14. La puissance économique confère un pouvoir de fait. La puissance économique confère à son détenteur un pouvoir à l'égard de ses partenaires et de ses concurrents. C'est un pouvoir de fait, à l'instar de la force physique des Hommes. Il trouve sa source dans la puissance économique de son titulaire et ainsi, il se distingue des autres pouvoirs reconnus par l'ordre juridique, notamment au niveau de la nature, du fondement et de l'objet. A cet effet, il n'est pas reconnu par l'ordre juridique car, son titulaire ne dispose pas d'une prérogative juridique couvert par un droit subjectif, ou garanti par l'exercice d'une liberté économique. En effet, ce pouvoir économique est susceptible d'être mesuré. Plusieurs critères permettent de réaliser cette mesure. Il permet de déterminer le pouvoir susceptible d'abus. .

15. Le pouvoir économique peut être source d'abus. Dans ses rapports économiques, concurrentiels ou contractuels, l'entreprise peut être tentée d'abuser de la liberté de la concurrence que la loi lui reconnaît. En effet, le pouvoir économique s'exerce souvent par l'entreprise économiquement puissante comme un moyen de contrainte, destiné à maximiser ses rentes de manière illégitime ou, comme une arme pour fausser le bon fonctionnement de la concurrence et ainsi affaiblir ou éliminer ses concurrents.

Cet exercice abusif se manifeste à plusieurs égards. Il peut conduire un partenaire à contracter sans réflexion, comme il peut se manifester par un déséquilibre contractuel excessif. En outre, l'entreprise disposant d'un pouvoir économique peut profiter de sa supériorité de fait pour se soustraire aux règles du marché ou encore imposer sa loi aux autres acteurs de ce dernier.

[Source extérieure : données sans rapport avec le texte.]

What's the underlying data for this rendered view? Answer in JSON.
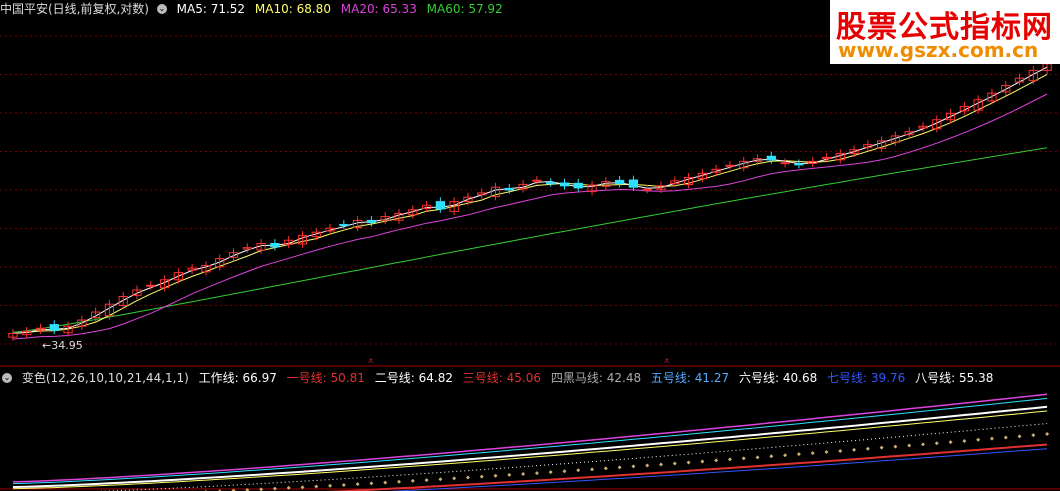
{
  "header": {
    "stock_title": "中国平安(日线,前复权,对数)",
    "ma": [
      {
        "label": "MA5: 71.52",
        "color": "#ffffff"
      },
      {
        "label": "MA10: 68.80",
        "color": "#ffff66"
      },
      {
        "label": "MA20: 65.33",
        "color": "#dd44dd"
      },
      {
        "label": "MA60: 57.92",
        "color": "#33cc33"
      }
    ]
  },
  "watermark": {
    "title": "股票公式指标网",
    "url": "www.gszx.com.cn"
  },
  "indicator": {
    "name": "变色(12,26,10,10,21,44,1,1)",
    "lines": [
      {
        "label": "工作线:",
        "value": "66.97",
        "color": "#ffffff"
      },
      {
        "label": "一号线:",
        "value": "50.81",
        "color": "#e03030"
      },
      {
        "label": "二号线:",
        "value": "64.82",
        "color": "#ffffff"
      },
      {
        "label": "三号线:",
        "value": "45.06",
        "color": "#e03030"
      },
      {
        "label": "四黑马线:",
        "value": "42.48",
        "color": "#aaaaaa"
      },
      {
        "label": "五号线:",
        "value": "41.27",
        "color": "#55aaff"
      },
      {
        "label": "六号线:",
        "value": "40.68",
        "color": "#ffffff"
      },
      {
        "label": "七号线:",
        "value": "39.76",
        "color": "#3355ff"
      },
      {
        "label": "八号线:",
        "value": "55.38",
        "color": "#ffffff"
      }
    ]
  },
  "chart_data": {
    "type": "candlestick",
    "scale": "log",
    "price_min_label": "34.95",
    "ma5_last": 71.52,
    "ma10_last": 68.8,
    "ma20_last": 65.33,
    "ma60_last": 57.92,
    "closes_approx": [
      34.9,
      35.1,
      35.4,
      35.2,
      35.6,
      36.2,
      37.0,
      37.8,
      38.6,
      39.3,
      39.8,
      40.4,
      41.2,
      41.7,
      42.0,
      42.8,
      43.5,
      44.1,
      44.6,
      44.2,
      45.0,
      45.6,
      46.0,
      46.5,
      46.9,
      47.5,
      47.2,
      48.0,
      48.4,
      48.9,
      49.5,
      49.0,
      50.0,
      50.6,
      51.2,
      52.0,
      51.6,
      52.4,
      53.0,
      52.6,
      52.2,
      51.9,
      52.3,
      52.8,
      52.5,
      52.0,
      51.7,
      52.2,
      52.9,
      53.4,
      54.0,
      54.6,
      55.2,
      55.8,
      56.2,
      56.0,
      55.6,
      55.3,
      55.8,
      56.4,
      57.0,
      57.6,
      58.4,
      59.0,
      59.8,
      60.5,
      61.4,
      62.5,
      63.6,
      64.8,
      66.0,
      67.2,
      68.6,
      70.0,
      71.5,
      72.8
    ],
    "signal_markers": 2,
    "indicator_values": {
      "工作线": 66.97,
      "一号线": 50.81,
      "二号线": 64.82,
      "三号线": 45.06,
      "四黑马线": 42.48,
      "五号线": 41.27,
      "六号线": 40.68,
      "七号线": 39.76,
      "八号线": 55.38
    }
  },
  "colors": {
    "up": "#ff3030",
    "down": "#30e0ff",
    "ma5": "#ffffff",
    "ma10": "#ffff66",
    "ma20": "#dd44dd",
    "ma60": "#33cc33",
    "grid": "#7a0000"
  }
}
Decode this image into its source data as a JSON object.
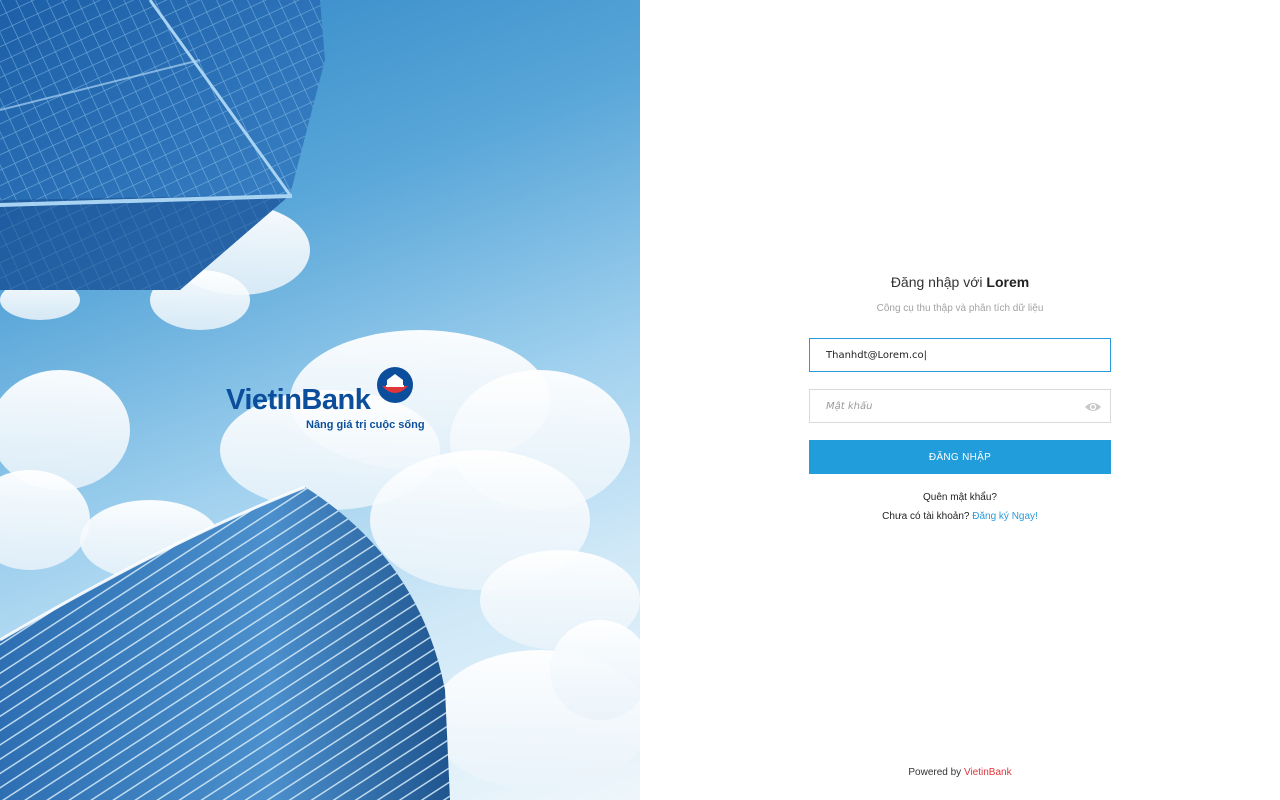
{
  "hero": {
    "brand_name": "VietinBank",
    "brand_tagline": "Nâng giá trị cuộc sống",
    "logo_icon": "vietinbank-logo-icon"
  },
  "login": {
    "title_prefix": "Đăng nhập với",
    "title_brand": "Lorem",
    "subtitle": "Công cụ thu thập và phân tích dữ liệu",
    "email_value": "Thanhdt@Lorem.co|",
    "password_placeholder": "Mật khẩu",
    "password_toggle_icon": "eye-icon",
    "submit_label": "ĐĂNG NHẬP",
    "forgot_label": "Quên mật khẩu?",
    "no_account_label": "Chưa có tài khoản?",
    "signup_label": "Đăng ký Ngay!"
  },
  "footer": {
    "powered_by": "Powered by",
    "powered_brand": "VietinBank"
  },
  "colors": {
    "accent": "#219ddb",
    "focus_border": "#2b9ad8",
    "link": "#2b9ad8",
    "footer_brand": "#e0353b",
    "brand_blue": "#0b4f9c",
    "brand_red": "#e0353b"
  }
}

16. L'exercice abusif du pouvoir économique a des conséquences sur les principes directeurs du système juridique. Les contrecoups de cet exercice abusif du pouvoir économique sur les règles de jeu dans le marché, le bon fonctionnement de la concurrence et la liberté contractuelle des opérateurs ne sont pas négligeables. En effet, si l'exercice abusif ou irrégulier ou encore anarchique de la liberté de concurrence engendre fréquemment des préjudices considérables pour les autres concurrents, pour le fonctionnement du marché ainsi que pour les consommateurs, cette réalité perturbe certains principes juridiques sous-tendant notre droit, dans la mesure où, l'agressivité concurrentielle altère le fonctionnement naturel des mécanismes du marché, et comporte des implications considérables et perceptibles à chacun d'entre nous dans l'exercice de sa liberté de choix.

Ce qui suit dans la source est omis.